From the 18th century onwards, Islam as an imperial power began to stagnate. Its nemesis was the Muslim community’s slide into myopia. It was eventually overwhelmed by European colonialism, powered by economic, militarist, political and social modernity based on the principles of the ‘Age of Enlightenment’ i.e. rationalism, science, democracy, secularism and capitalism.

This saw vast sections of colonised Muslims acculturating themselves to this modernity, so that they were not left behind. But because of reasons pointed out by Crone, many walked out of it, giving birth to radical Islamist ideas based on romanticised notions of their faith and its history. 
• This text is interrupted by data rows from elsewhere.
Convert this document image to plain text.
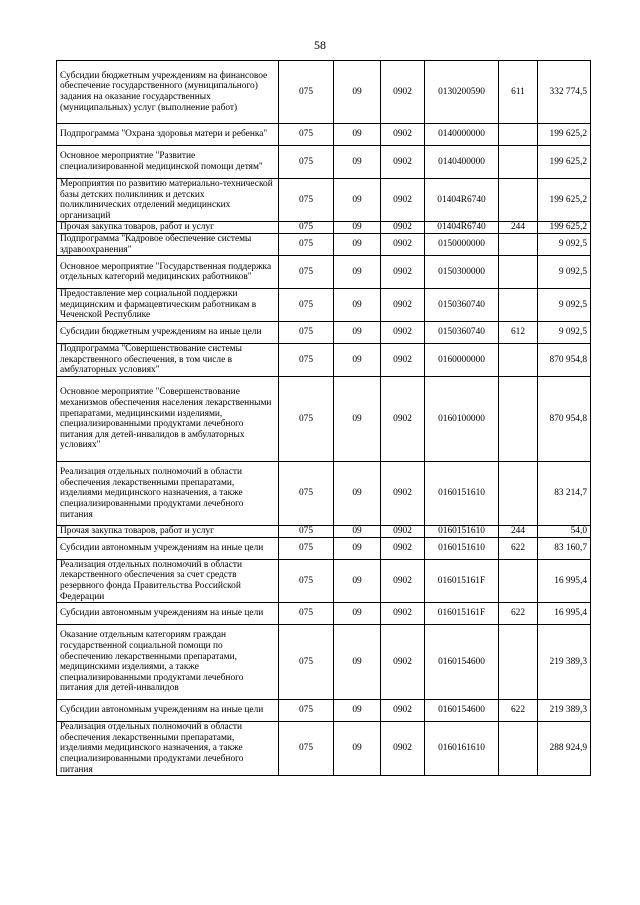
58
Субсидии бюджетным учреждениям на финансовое обеспечение государственного (муниципального) задания на оказание государственных (муниципальных) услуг (выполнение работ)	075	09	0902	0130200590	611	332 774,5
Подпрограмма "Охрана здоровья матери и ребенка"	075	09	0902	0140000000		199 625,2
Основное мероприятие "Развитие специализированной медицинской помощи детям"	075	09	0902	0140400000		199 625,2
Мероприятия по развитию материально-технической базы детских поликлиник и детских поликлинических отделений медицинских организаций	075	09	0902	01404R6740		199 625,2
Прочая закупка товаров, работ и услуг	075	09	0902	01404R6740	244	199 625,2
Подпрограмма "Кадровое обеспечение системы здравоохранения"	075	09	0902	0150000000		9 092,5
Основное мероприятие "Государственная поддержка отдельных категорий медицинских работников"	075	09	0902	0150300000		9 092,5
Предоставление мер социальной поддержки медицинским и фармацевтическим работникам в Чеченской Республике	075	09	0902	0150360740		9 092,5
Субсидии бюджетным учреждениям на иные цели	075	09	0902	0150360740	612	9 092,5
Подпрограмма "Совершенствование системы лекарственного обеспечения, в том числе в амбулаторных условиях"	075	09	0902	0160000000		870 954,8
Основное мероприятие "Совершенствование механизмов обеспечения населения лекарственными препаратами, медицинскими изделиями, специализированными продуктами лечебного питания для детей-инвалидов в амбулаторных условиях"	075	09	0902	0160100000		870 954,8
Реализация отдельных полномочий в области обеспечения лекарственными препаратами, изделиями медицинского назначения, а также специализированными продуктами лечебного питания	075	09	0902	0160151610		83 214,7
Прочая закупка товаров, работ и услуг	075	09	0902	0160151610	244	54,0
Субсидии автономным учреждениям на иные цели	075	09	0902	0160151610	622	83 160,7
Реализация отдельных полномочий в области лекарственного обеспечения за счет средств резервного фонда Правительства Российской Федерации	075	09	0902	016015161F		16 995,4
Субсидии автономным учреждениям на иные цели	075	09	0902	016015161F	622	16 995,4
Оказание отдельным категориям граждан государственной социальной помощи по обеспечению лекарственными препаратами, медицинскими изделиями, а также специализированными продуктами лечебного питания для детей-инвалидов	075	09	0902	0160154600		219 389,3
Субсидии автономным учреждениям на иные цели	075	09	0902	0160154600	622	219 389,3
Реализация отдельных полномочий в области обеспечения лекарственными препаратами, изделиями медицинского назначения, а также специализированными продуктами лечебного питания	075	09	0902	0160161610		288 924,9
Interestingly, according to the British academic Jonathan Israel, in the anthology The Secular State and Islam in Europe, Muslims who had adopted modernity were actually integrating ideas that were originally inspired by ancient Muslim rationalists. This was also often pointed out by 19th century Muslim modernists such as Sir Syed Ahmad Khan and Muhammad Abduh.

Israel writes that, as the seeds of the Enlightenment were being sown in Europe, there were European thinkers who were challenging monarchism and the Church by debunking their hostile perceptions of Islam, and informing their audiences that Islam was a rational and inclusive faith. 

According to Israel, not all purveyors of the Enlightenment agreed. But 18th century Enlightenment philosophers such as Pierre Bayle, Henri de Boulainvilliers and Denis Diderot presented Islam as a rational and tolerant faith. Israel writes that these men were inspired by certain ancient Muslim thinkers, and their ideas seeped into the overall construct of Enlightenment philosophies, producing modernity. 

Muslim modernists have often reiterated this narrative, pointing out that, by adopting Western modernity, Muslims were simply acculturating themselves with an Islamic past that had been repressed by conservatives. Sir Syed understood this as a battle between aqal (reason and logic) and naqal (tradition and ritual). According to the 20th century Islamic modernist and scholar the late Fazal-ur-Rahman Malik, Islam’s rational past does not fit the world view of ‘fundamentalists’ and radicals who, to challenge modernity, have constructed a largely romanticised past to tout their disposition as being ‘authentic.’

In other words, those who rejected acculturation (to modernity) by claiming it was alien, were rejecting a repressed Islamic tradition that had inspired this modernity, and falling back on a mythical understanding of the faith’s history to justify their rebellion.